Falanca kişi filanca işiyle iyilik mi yapmıştır? Üzerinde anlaşması kolaydır. Falanca kişi iyi midir? Üzerinde anlaşması zordur. Falanca kişi filanca durumda söyledikleriyle aptal gibi mi görünmüştür? Anlaşılması kolaydır. Falanca kişi aptal mıdır? Durumdan duruma değişir.

İsimler düşünmek için uygun değil, ancak insan zihninin durumları parçalamaktan başka çaresi olmadığından bu isimleri kullanmak zorundayız, ancak onları zihnimizin merkezine yerleştirince hakikatten başka şeylere hizmet etmeye başlıyorlar.

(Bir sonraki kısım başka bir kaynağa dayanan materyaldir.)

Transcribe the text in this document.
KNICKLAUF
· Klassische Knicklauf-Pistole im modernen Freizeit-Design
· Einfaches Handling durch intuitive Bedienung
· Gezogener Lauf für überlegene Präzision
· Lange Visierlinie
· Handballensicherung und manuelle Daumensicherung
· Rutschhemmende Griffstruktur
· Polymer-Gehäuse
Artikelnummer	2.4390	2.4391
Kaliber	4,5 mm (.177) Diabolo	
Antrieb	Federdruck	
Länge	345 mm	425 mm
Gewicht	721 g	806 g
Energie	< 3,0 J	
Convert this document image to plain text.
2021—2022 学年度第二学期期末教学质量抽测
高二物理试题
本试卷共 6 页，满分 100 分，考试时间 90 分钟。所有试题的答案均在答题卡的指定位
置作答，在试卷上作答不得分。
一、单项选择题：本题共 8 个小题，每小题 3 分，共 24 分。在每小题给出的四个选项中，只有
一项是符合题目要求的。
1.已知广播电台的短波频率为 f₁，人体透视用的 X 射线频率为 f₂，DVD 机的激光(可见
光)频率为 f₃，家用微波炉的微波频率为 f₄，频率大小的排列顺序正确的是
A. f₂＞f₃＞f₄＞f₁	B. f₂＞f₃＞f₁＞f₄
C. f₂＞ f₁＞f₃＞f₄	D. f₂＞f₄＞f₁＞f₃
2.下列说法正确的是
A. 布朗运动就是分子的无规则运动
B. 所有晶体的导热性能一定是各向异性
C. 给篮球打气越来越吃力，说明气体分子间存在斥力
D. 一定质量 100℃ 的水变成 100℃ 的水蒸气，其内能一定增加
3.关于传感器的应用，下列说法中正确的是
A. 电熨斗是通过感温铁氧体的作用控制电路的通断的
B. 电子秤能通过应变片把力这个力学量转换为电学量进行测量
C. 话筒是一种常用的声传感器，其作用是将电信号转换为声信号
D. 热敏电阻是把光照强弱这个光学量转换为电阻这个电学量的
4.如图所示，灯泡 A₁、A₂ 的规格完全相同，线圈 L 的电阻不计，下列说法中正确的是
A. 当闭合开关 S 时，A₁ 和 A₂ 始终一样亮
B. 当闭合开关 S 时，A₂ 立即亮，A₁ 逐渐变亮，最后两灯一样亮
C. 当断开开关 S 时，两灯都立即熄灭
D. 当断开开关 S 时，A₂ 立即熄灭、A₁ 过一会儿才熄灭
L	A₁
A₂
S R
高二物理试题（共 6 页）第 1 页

İsimleri fiile dönüştürünce en zor soruların bile kendi kendini çözdüğünü görebilirsiniz. Filanca adam iman ettiğini söylemiştir ama birini öldürmüştür, o insan müslüman mıdır? “Müslüman mıdır” tartışmasını ilanihaye devam ettirmek yerine şunu söylemek daha iyi: İman ettiğini söylemek müslümanca bir fiildir, birini öldürmek müslümanca bir fiil değildir; bunları eyleyenin ne olduğuyla alakalı tartışmalar yerine fiillerin ne olduğunu söylemek daha doğrudur.